With re-engineered ‘old’ and emerging ‘new’ BBB molecular Trojans, the bispecific antibody therapeutics for CNS have entered a realm of feasible. However, many hurdles remain. The currently used Trojans all have drawbacks, including wide tissue distribution of their targets and potential safety liabilities (for review, see [Citation18]). The greatest looming risk for the overall concept is the demonstration of translation into humans.

To facilitate this translation to clinical proof of concept, the field will have to bridge the current gap in understanding not only the antibody transport across the BBB, but also their ‘fate’ in the brain proper, including diffusion to target, target-mediated disposition and degradation, elimination via brain ‘glymphatic’ circulation [Citation20] and active transport.
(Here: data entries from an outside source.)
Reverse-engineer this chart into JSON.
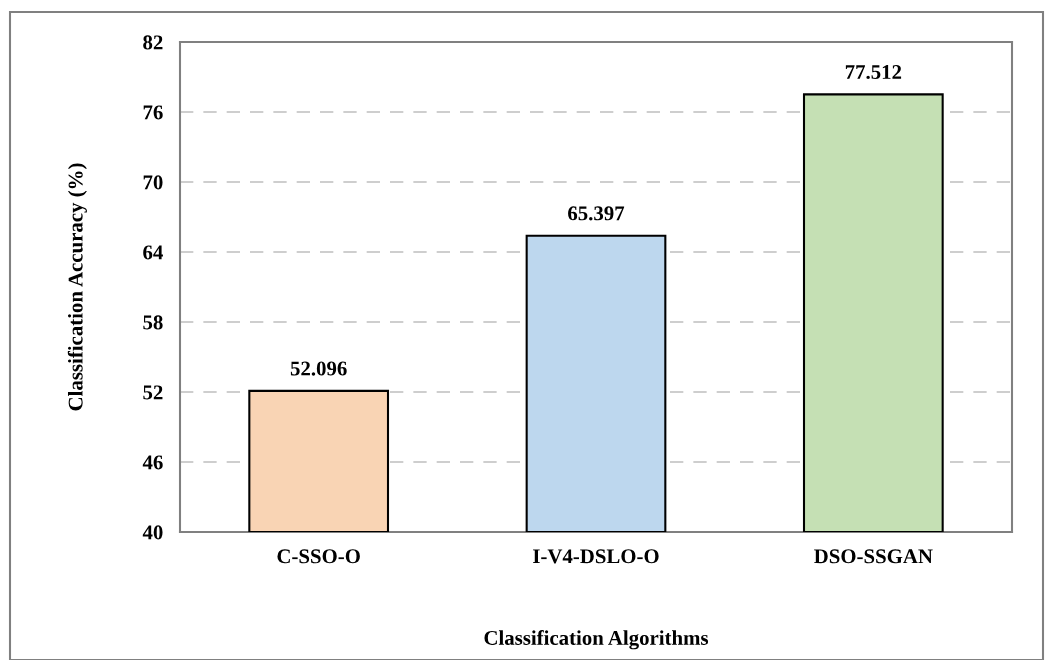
{
  "chart_data": {
    "type": "bar",
    "xlabel": "Classification Algorithms",
    "ylabel": "Classification Accuracy (%)",
    "categories": [
      "C-SSO-O",
      "I-V4-DSLO-O",
      "DSO-SSGAN"
    ],
    "values": [
      52.096,
      65.397,
      77.512
    ],
    "colors": [
      "#f9d4b4",
      "#bdd7ee",
      "#c5e0b4"
    ],
    "ylim": [
      40,
      82
    ],
    "yticks": [
      40,
      46,
      52,
      58,
      64,
      70,
      76,
      82
    ],
    "grid": "y",
    "data_labels": true
  }
}
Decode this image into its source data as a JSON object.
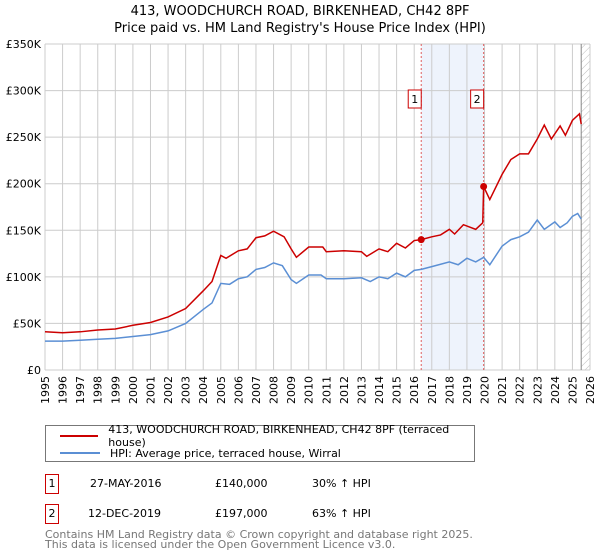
{
  "title": "413, WOODCHURCH ROAD, BIRKENHEAD, CH42 8PF",
  "subtitle": "Price paid vs. HM Land Registry's House Price Index (HPI)",
  "colors": {
    "property": "#cc0000",
    "hpi": "#5b8fd4",
    "shade": "#eef3fc"
  },
  "chart_data": {
    "type": "line",
    "title": "413, WOODCHURCH ROAD, BIRKENHEAD, CH42 8PF - Price paid vs. HM Land Registry's House Price Index (HPI)",
    "xlim": [
      1995,
      2026
    ],
    "ylim": [
      0,
      350000
    ],
    "xticks": [
      "1995",
      "1996",
      "1997",
      "1998",
      "1999",
      "2000",
      "2001",
      "2002",
      "2003",
      "2004",
      "2005",
      "2006",
      "2007",
      "2008",
      "2009",
      "2010",
      "2011",
      "2012",
      "2013",
      "2014",
      "2015",
      "2016",
      "2017",
      "2018",
      "2019",
      "2020",
      "2021",
      "2022",
      "2023",
      "2024",
      "2025",
      "2026"
    ],
    "yticks": [
      {
        "v": 0,
        "l": "£0"
      },
      {
        "v": 50000,
        "l": "£50K"
      },
      {
        "v": 100000,
        "l": "£100K"
      },
      {
        "v": 150000,
        "l": "£150K"
      },
      {
        "v": 200000,
        "l": "£200K"
      },
      {
        "v": 250000,
        "l": "£250K"
      },
      {
        "v": 300000,
        "l": "£300K"
      },
      {
        "v": 350000,
        "l": "£350K"
      }
    ],
    "grid": true,
    "series": [
      {
        "name": "413, WOODCHURCH ROAD, BIRKENHEAD, CH42 8PF (terraced house)",
        "color": "#cc0000",
        "x": [
          1995,
          1996,
          1997,
          1998,
          1999,
          2000,
          2001,
          2002,
          2003,
          2004,
          2004.5,
          2005,
          2005.3,
          2006,
          2006.5,
          2007,
          2007.5,
          2008,
          2008.6,
          2009,
          2009.3,
          2010,
          2010.8,
          2011,
          2012,
          2013,
          2013.3,
          2014,
          2014.5,
          2015,
          2015.5,
          2016,
          2016.4,
          2017,
          2017.5,
          2018,
          2018.3,
          2018.8,
          2019.5,
          2019.9,
          2019.95,
          2020.3,
          2021,
          2021.5,
          2022,
          2022.5,
          2023,
          2023.4,
          2023.8,
          2024.3,
          2024.6,
          2025,
          2025.4,
          2025.5
        ],
        "y": [
          41000,
          40000,
          41000,
          43000,
          44000,
          48000,
          51000,
          57000,
          66000,
          85000,
          95000,
          123000,
          120000,
          128000,
          130000,
          142000,
          144000,
          149000,
          143000,
          130000,
          121000,
          132000,
          132000,
          127000,
          128000,
          127000,
          122000,
          130000,
          127000,
          136000,
          131000,
          139000,
          140000,
          143000,
          145000,
          151000,
          146000,
          156000,
          151000,
          158000,
          197000,
          183000,
          210000,
          226000,
          232000,
          232000,
          248000,
          263000,
          248000,
          262000,
          252000,
          268000,
          275000,
          264000
        ]
      },
      {
        "name": "HPI: Average price, terraced house, Wirral",
        "color": "#5b8fd4",
        "x": [
          1995,
          1996,
          1997,
          1998,
          1999,
          2000,
          2001,
          2002,
          2003,
          2004,
          2004.5,
          2005,
          2005.5,
          2006,
          2006.5,
          2007,
          2007.5,
          2008,
          2008.5,
          2009,
          2009.3,
          2010,
          2010.7,
          2011,
          2012,
          2013,
          2013.5,
          2014,
          2014.5,
          2015,
          2015.5,
          2016,
          2016.4,
          2017,
          2018,
          2018.5,
          2019,
          2019.5,
          2019.95,
          2020.3,
          2021,
          2021.5,
          2022,
          2022.5,
          2023,
          2023.4,
          2024,
          2024.3,
          2024.7,
          2025,
          2025.3,
          2025.5
        ],
        "y": [
          31000,
          31000,
          32000,
          33000,
          34000,
          36000,
          38000,
          42000,
          50000,
          65000,
          72000,
          93000,
          92000,
          98000,
          100000,
          108000,
          110000,
          115000,
          112000,
          97000,
          93000,
          102000,
          102000,
          98000,
          98000,
          99000,
          95000,
          100000,
          98000,
          104000,
          100000,
          107000,
          108000,
          111000,
          116000,
          113000,
          120000,
          116000,
          121000,
          113000,
          133000,
          140000,
          143000,
          148000,
          161000,
          151000,
          159000,
          153000,
          158000,
          165000,
          168000,
          162000
        ]
      }
    ],
    "sales": [
      {
        "label": "1",
        "x": 2016.4,
        "y": 140000
      },
      {
        "label": "2",
        "x": 2019.95,
        "y": 197000
      }
    ],
    "shaded_range": [
      2016.4,
      2019.95
    ],
    "hatched_from": 2025.5
  },
  "legend": {
    "property": "413, WOODCHURCH ROAD, BIRKENHEAD, CH42 8PF (terraced house)",
    "hpi": "HPI: Average price, terraced house, Wirral"
  },
  "sales_table": [
    {
      "num": "1",
      "date": "27-MAY-2016",
      "price": "£140,000",
      "hpi": "30% ↑ HPI"
    },
    {
      "num": "2",
      "date": "12-DEC-2019",
      "price": "£197,000",
      "hpi": "63% ↑ HPI"
    }
  ],
  "footer": [
    "Contains HM Land Registry data © Crown copyright and database right 2025.",
    "This data is licensed under the Open Government Licence v3.0."
  ]
}
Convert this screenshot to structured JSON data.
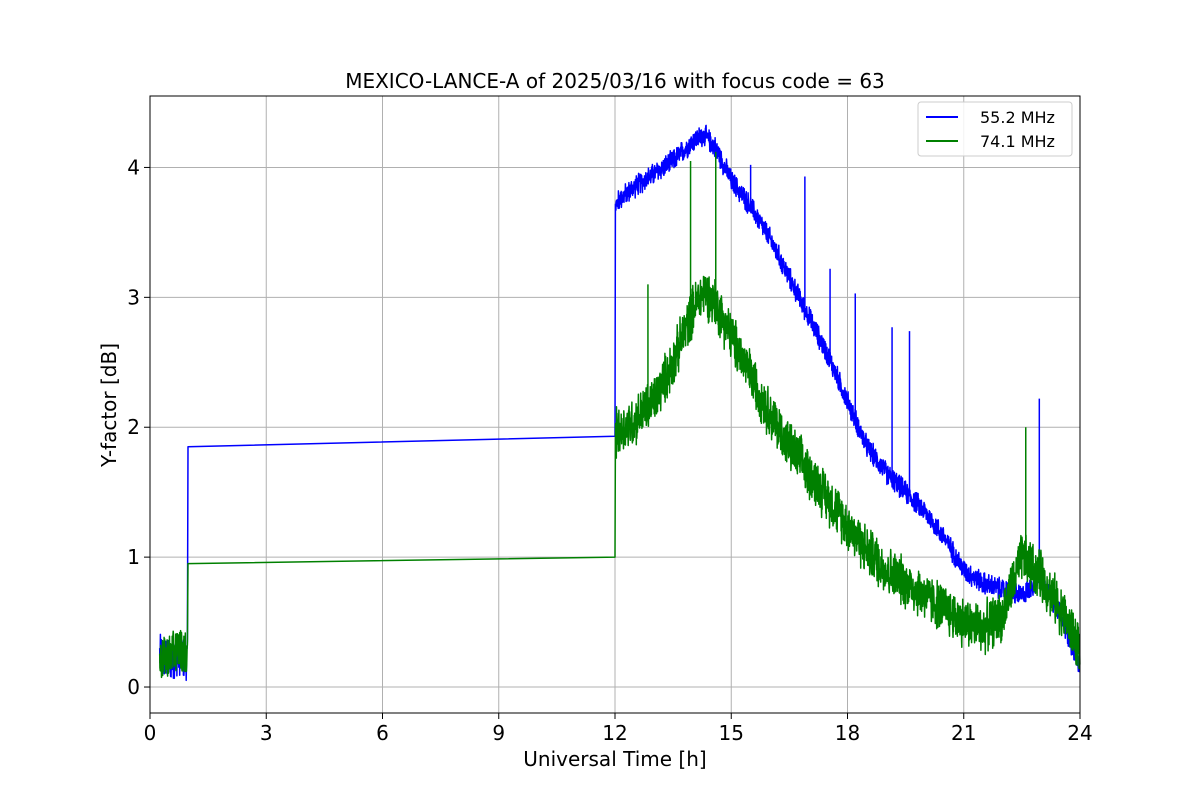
{
  "chart_data": {
    "type": "line",
    "title": "MEXICO-LANCE-A of 2025/03/16 with focus code = 63",
    "xlabel": "Universal Time [h]",
    "ylabel": "Y-factor [dB]",
    "xlim": [
      0,
      24
    ],
    "ylim": [
      -0.2,
      4.55
    ],
    "xticks": [
      0,
      3,
      6,
      9,
      12,
      15,
      18,
      21,
      24
    ],
    "yticks": [
      0,
      1,
      2,
      3,
      4
    ],
    "grid": true,
    "legend_position": "top-right",
    "series": [
      {
        "name": "55.2 MHz",
        "color": "#0000ff",
        "x": [
          0.25,
          0.5,
          0.75,
          0.97,
          0.98,
          12.0,
          12.01,
          12.1,
          12.5,
          13.0,
          13.5,
          14.0,
          14.3,
          14.6,
          15.0,
          15.5,
          16.0,
          16.5,
          17.0,
          17.5,
          18.0,
          18.5,
          19.0,
          19.5,
          20.0,
          20.5,
          21.0,
          21.5,
          22.0,
          22.5,
          23.0,
          23.5,
          24.0
        ],
        "y": [
          0.25,
          0.2,
          0.25,
          0.2,
          1.85,
          1.93,
          3.7,
          3.75,
          3.85,
          3.95,
          4.05,
          4.2,
          4.25,
          4.15,
          3.9,
          3.7,
          3.45,
          3.15,
          2.85,
          2.55,
          2.2,
          1.85,
          1.65,
          1.5,
          1.35,
          1.15,
          0.9,
          0.8,
          0.75,
          0.7,
          0.85,
          0.55,
          0.15
        ]
      },
      {
        "name": "74.1 MHz",
        "color": "#008000",
        "x": [
          0.25,
          0.5,
          0.75,
          0.97,
          0.98,
          12.0,
          12.01,
          12.5,
          13.0,
          13.5,
          14.0,
          14.3,
          14.6,
          15.0,
          15.5,
          16.0,
          16.5,
          17.0,
          17.5,
          18.0,
          18.5,
          19.0,
          19.5,
          20.0,
          20.5,
          21.0,
          21.5,
          22.0,
          22.5,
          23.0,
          23.5,
          24.0
        ],
        "y": [
          0.2,
          0.25,
          0.3,
          0.25,
          0.95,
          1.0,
          1.95,
          2.05,
          2.2,
          2.5,
          2.9,
          3.05,
          2.95,
          2.7,
          2.4,
          2.1,
          1.85,
          1.65,
          1.45,
          1.25,
          1.05,
          0.9,
          0.8,
          0.7,
          0.6,
          0.5,
          0.45,
          0.55,
          1.0,
          0.85,
          0.6,
          0.3
        ]
      }
    ],
    "spikes": {
      "55.2 MHz": [
        {
          "x": 15.5,
          "y": 4.02
        },
        {
          "x": 16.9,
          "y": 3.93
        },
        {
          "x": 17.55,
          "y": 3.22
        },
        {
          "x": 18.2,
          "y": 3.03
        },
        {
          "x": 19.15,
          "y": 2.77
        },
        {
          "x": 19.6,
          "y": 2.74
        },
        {
          "x": 22.95,
          "y": 2.22
        }
      ],
      "74.1 MHz": [
        {
          "x": 12.85,
          "y": 3.1
        },
        {
          "x": 13.95,
          "y": 4.05
        },
        {
          "x": 14.6,
          "y": 4.12
        },
        {
          "x": 22.6,
          "y": 2.0
        }
      ]
    }
  }
}
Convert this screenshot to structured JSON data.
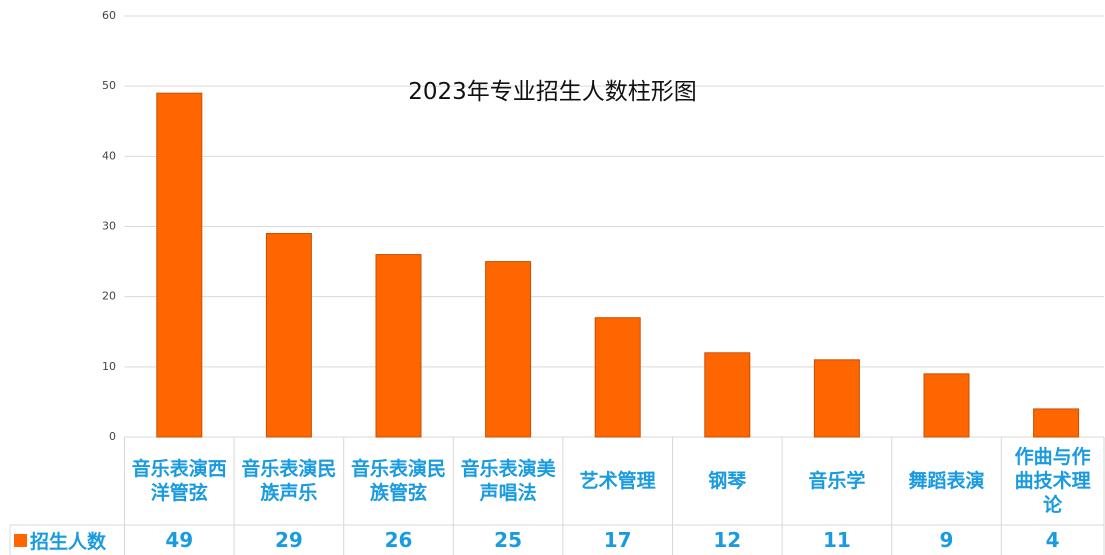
{
  "chart_data": {
    "type": "bar",
    "title": "2023年专业招生人数柱形图",
    "categories": [
      "音乐表演西洋管弦",
      "音乐表演民族声乐",
      "音乐表演民族管弦",
      "音乐表演美声唱法",
      "艺术管理",
      "钢琴",
      "音乐学",
      "舞蹈表演",
      "作曲与作曲技术理论"
    ],
    "series": [
      {
        "name": "招生人数",
        "color": "#ff6600",
        "values": [
          49,
          29,
          26,
          25,
          17,
          12,
          11,
          9,
          4
        ]
      }
    ],
    "ylim": [
      0,
      60
    ],
    "yticks": [
      0,
      10,
      20,
      30,
      40,
      50,
      60
    ],
    "grid": true
  }
}
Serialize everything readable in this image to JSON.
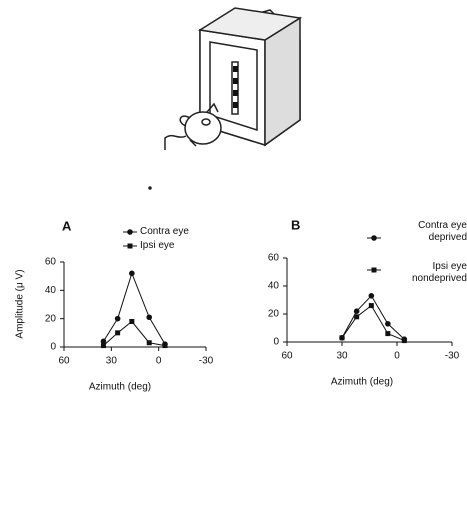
{
  "chart_data": [
    {
      "type": "line",
      "title": "A",
      "x_label": "Azimuth (deg)",
      "y_label": "Amplitude (μ V)",
      "x": [
        35,
        26,
        17,
        6,
        -4
      ],
      "series": [
        {
          "name": "Contra eye",
          "color": "#111111",
          "marker": "circle",
          "values": [
            4,
            20,
            52,
            21,
            2
          ]
        },
        {
          "name": "Ipsi eye",
          "color": "#111111",
          "marker": "square",
          "values": [
            1,
            10,
            18,
            3,
            1
          ]
        }
      ],
      "xlim": [
        60,
        -30
      ],
      "xticks": [
        60,
        30,
        0,
        -30
      ],
      "ylim": [
        0,
        60
      ],
      "yticks": [
        0,
        20,
        40,
        60
      ],
      "grid": false
    },
    {
      "type": "line",
      "title": "B",
      "x_label": "Azimuth (deg)",
      "x": [
        30,
        22,
        14,
        5,
        -4
      ],
      "series": [
        {
          "name": "Contra eye deprived",
          "color": "#111111",
          "marker": "circle",
          "values": [
            3,
            22,
            33,
            13,
            2
          ]
        },
        {
          "name": "Ipsi eye nondeprived",
          "color": "#111111",
          "marker": "square",
          "values": [
            3,
            18,
            26,
            6,
            1
          ]
        }
      ],
      "xlim": [
        60,
        -30
      ],
      "xticks": [
        60,
        30,
        0,
        -30
      ],
      "ylim": [
        0,
        60
      ],
      "yticks": [
        0,
        20,
        40,
        60
      ],
      "grid": false
    }
  ]
}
This knowledge in combination with PK–PD studies with BBB-crossing bispecific antibodies will provide the basis for building more accurate and scalable PK–PD models which incorporate surrogate biomarkers of target engagement and efficacy.

In summary, for the first time since the development of the molecular BBB Trojan concept [Citation9], the field has at its disposal a panel of BBB ‘carriers’ built into BBB-crossing bispecific proteins validated in preclinical models, some of which are on their path to clinical trials. These and future BBB-delivery technologies with improved selectivity, efficacy and safety profiles and broad applicability with different classes of therapeutics, including biologics, could become a ‘game changer’ in expanding biotherapeutic applications to CNS diseases. In addition to accelerating the development of therapeutic antibodies for CNS indications, these technologies will become instrumental in validating a myriad of potential old and new CNS targets, previously hidden beyond brain barriers, using more precise targeting and modulation afforded by antibodies. The emerging pipeline of BBB molecular Trojans and promising results from preclinical development of BBB bispecific antibodies enabled by innovative antibody engineering techniques have renewed hopes that these technologies may become available as broadly deployable platform to accelerate burgeoning biotherapeutic pipelines for CNS – the future for CNS antibody therapeutics has just become much brighter.

Financial & competing interests disclosure

Biogen Idec and the National Research Council of Canada have a Sponsored Research Agreement to jointly develop FC5. NRC authors have no financial or managerial interest in the company. The authors have no other relevant affiliations or financial involvement with any organization or entity with a financial interest in or financial conflict with the subject matter or materials discussed in the manuscript apart from those disclosed.

No writing assistance was utilized in the production of this manuscript.